1. On Causal Inference in Humanistic Research
Reading Thad Dunning’s Natural Experiments in the Social Sciences (Cambridge, 2012) I am particularly struck by his discussion of study design. “How can causal inference be improved?” he asks on page 4 and answers: “In seeking to answer such questions, I place central emphasis on natural experiments as a ‘design-based’ method of research — one in which control over confounding variables comes primarily from research-design choices, rather than ex post adjustment using parametric statistical models.”1
This approach seems particularly well-suited for computational study in the humanities, where the veracity of causal and statistical assumptions are often difficult to explicate and defend — let alone validate. The natural experiment approach seeks to shift reasoning about such assumptions from the statistical modeling phase of research to the design process, expressed in the logic of the design itself. In short, it is the research design, rather than the statistical model, that does the heavy lifting.
2. Design as Argument
For this reason, Dunning writes, “substantive and contextual knowledge plays an important role at every stage of natural-experimental research — from discovery to analysis to evaluation.” The emphasis on context necessitates thinking about statistical concepts such as “effect” in ways that are grounded in the specific conditions of the historical or literary problem under study.2
This has immediate implications for how we frame computational humanities projects. Too often, the adoption of statistical or machine-learning methods in literary and historical research is understood as a gesture toward scientific legitimacy — a borrowing of method that preserves the assumption structure of the original social-scientific context while discarding the disciplinary safeguards that made those assumptions defensible.
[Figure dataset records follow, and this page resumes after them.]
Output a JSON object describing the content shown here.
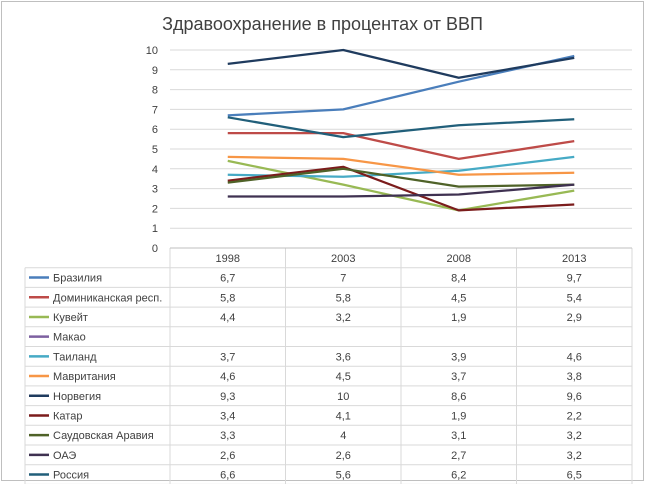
{
  "chart_data": {
    "type": "line",
    "title": "Здравоохранение в процентах от ВВП",
    "categories": [
      "1998",
      "2003",
      "2008",
      "2013"
    ],
    "ylim": [
      0,
      10
    ],
    "yticks": [
      "0",
      "1",
      "2",
      "3",
      "4",
      "5",
      "6",
      "7",
      "8",
      "9",
      "10"
    ],
    "grid": true,
    "legend": "data-table",
    "series": [
      {
        "name": "Бразилия",
        "color": "#4a7ebb",
        "values": [
          6.7,
          7,
          8.4,
          9.7
        ],
        "labels": [
          "6,7",
          "7",
          "8,4",
          "9,7"
        ]
      },
      {
        "name": "Доминиканская респ.",
        "color": "#be4b48",
        "values": [
          5.8,
          5.8,
          4.5,
          5.4
        ],
        "labels": [
          "5,8",
          "5,8",
          "4,5",
          "5,4"
        ]
      },
      {
        "name": "Кувейт",
        "color": "#98b954",
        "values": [
          4.4,
          3.2,
          1.9,
          2.9
        ],
        "labels": [
          "4,4",
          "3,2",
          "1,9",
          "2,9"
        ]
      },
      {
        "name": "Макао",
        "color": "#7d60a0",
        "values": [
          null,
          null,
          null,
          null
        ],
        "labels": [
          "",
          "",
          "",
          ""
        ]
      },
      {
        "name": "Таиланд",
        "color": "#46aac5",
        "values": [
          3.7,
          3.6,
          3.9,
          4.6
        ],
        "labels": [
          "3,7",
          "3,6",
          "3,9",
          "4,6"
        ]
      },
      {
        "name": "Мавритания",
        "color": "#f79646",
        "values": [
          4.6,
          4.5,
          3.7,
          3.8
        ],
        "labels": [
          "4,6",
          "4,5",
          "3,7",
          "3,8"
        ]
      },
      {
        "name": "Норвегия",
        "color": "#1f3b5e",
        "values": [
          9.3,
          10,
          8.6,
          9.6
        ],
        "labels": [
          "9,3",
          "10",
          "8,6",
          "9,6"
        ]
      },
      {
        "name": "Катар",
        "color": "#7b1c1c",
        "values": [
          3.4,
          4.1,
          1.9,
          2.2
        ],
        "labels": [
          "3,4",
          "4,1",
          "1,9",
          "2,2"
        ]
      },
      {
        "name": "Саудовская Аравия",
        "color": "#4f6228",
        "values": [
          3.3,
          4,
          3.1,
          3.2
        ],
        "labels": [
          "3,3",
          "4",
          "3,1",
          "3,2"
        ]
      },
      {
        "name": "ОАЭ",
        "color": "#3f3151",
        "values": [
          2.6,
          2.6,
          2.7,
          3.2
        ],
        "labels": [
          "2,6",
          "2,6",
          "2,7",
          "3,2"
        ]
      },
      {
        "name": "Россия",
        "color": "#215f7a",
        "values": [
          6.6,
          5.6,
          6.2,
          6.5
        ],
        "labels": [
          "6,6",
          "5,6",
          "6,2",
          "6,5"
        ]
      }
    ]
  }
}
Consider corpus selection. In standard distant reading practice, the corpus is assembled according to availability, prior canonical judgment, or the outputs of digitization projects, and is then treated as the ground on which analysis proceeds. From a design-based perspective, corpus selection is instead a moment of assumption-making that must be theorized explicitly: what counterfactual is implied by this particular set of texts?3
3. Toward a Design-Based Humanities
The natural experiment model is not, of course, directly transferable to the humanities. Historical and literary materials rarely permit the kind of exogenous variation that defines a true natural experiment in political science or economics. What the framework offers instead is a vocabulary for making explicit the design choices that computational humanities researchers already make implicitly.
A design-based computational humanities would begin not with a corpus and a method but with a research design: a specification of the variation to be exploited, the assumptions required to interpret that variation causally, and the limitations those assumptions impose on the conclusions that can be drawn.4
Lab Notes is precisely the kind of venue in which such methodological reflection can take place: short, process-oriented, and uncoupled from the pressure to present finished results. A note is an appropriate form for an observation that is not yet a finding — for a moment of reading that reorganizes the assumptions of a larger project still in progress.
- Bode, Katherine. "The Equivalence of 'Close' and 'Distant' Reading." Modern Language Quarterly 78.1 (2017): 77–106.
- Dunning, Thad. Natural Experiments in the Social Sciences: A Design-Based Approach. Cambridge: Cambridge University Press, 2012.
- Drucker, Johanna. "Humanities Approaches to Graphical Display." Digital Humanities Quarterly 5.1 (2011).
- King, Gary, Robert O. Keohane, and Sidney Verba. Designing Social Inquiry. Princeton: Princeton University Press, 1994.
- Moretti, Franco. Distant Reading. London: Verso, 2013.
- Piper, Andrew. Enumerations: Data and Literary Study. Chicago: University of Chicago Press, 2018.
- Underwood, Ted. Distant Horizons: Digital Evidence and Literary Change. Chicago: University of Chicago Press, 2019.
- Tenen, Dennis Yi. Plain Text: The Poetics of Computation. Stanford: Stanford University Press, 2017.
- Jockers, Matthew L. Macroanalysis: Digital Methods and Literary History. Urbana: University of Illinois Press, 2013.
- Ramsay, Stephen. Reading Machines: Toward an Algorithmic Criticism. Urbana: University of Illinois Press, 2011.
Notes
- 1Dunning, Natural Experiments, 4. The emphasis on design echoes earlier methodological discussions in King, Keohane, and Verba's Designing Social Inquiry (1994).
- 2Dunning, Natural Experiments, 7. See also Drucker's critique of quantitative data visualization in humanistic contexts.
- 3The critique of corpus construction in distant reading has been developed by Bode (2017) and others.
- 4Piper's Enumerations (2018) and Underwood's Distant Horizons (2019) both demonstrate attentiveness to research design that goes well beyond method selection.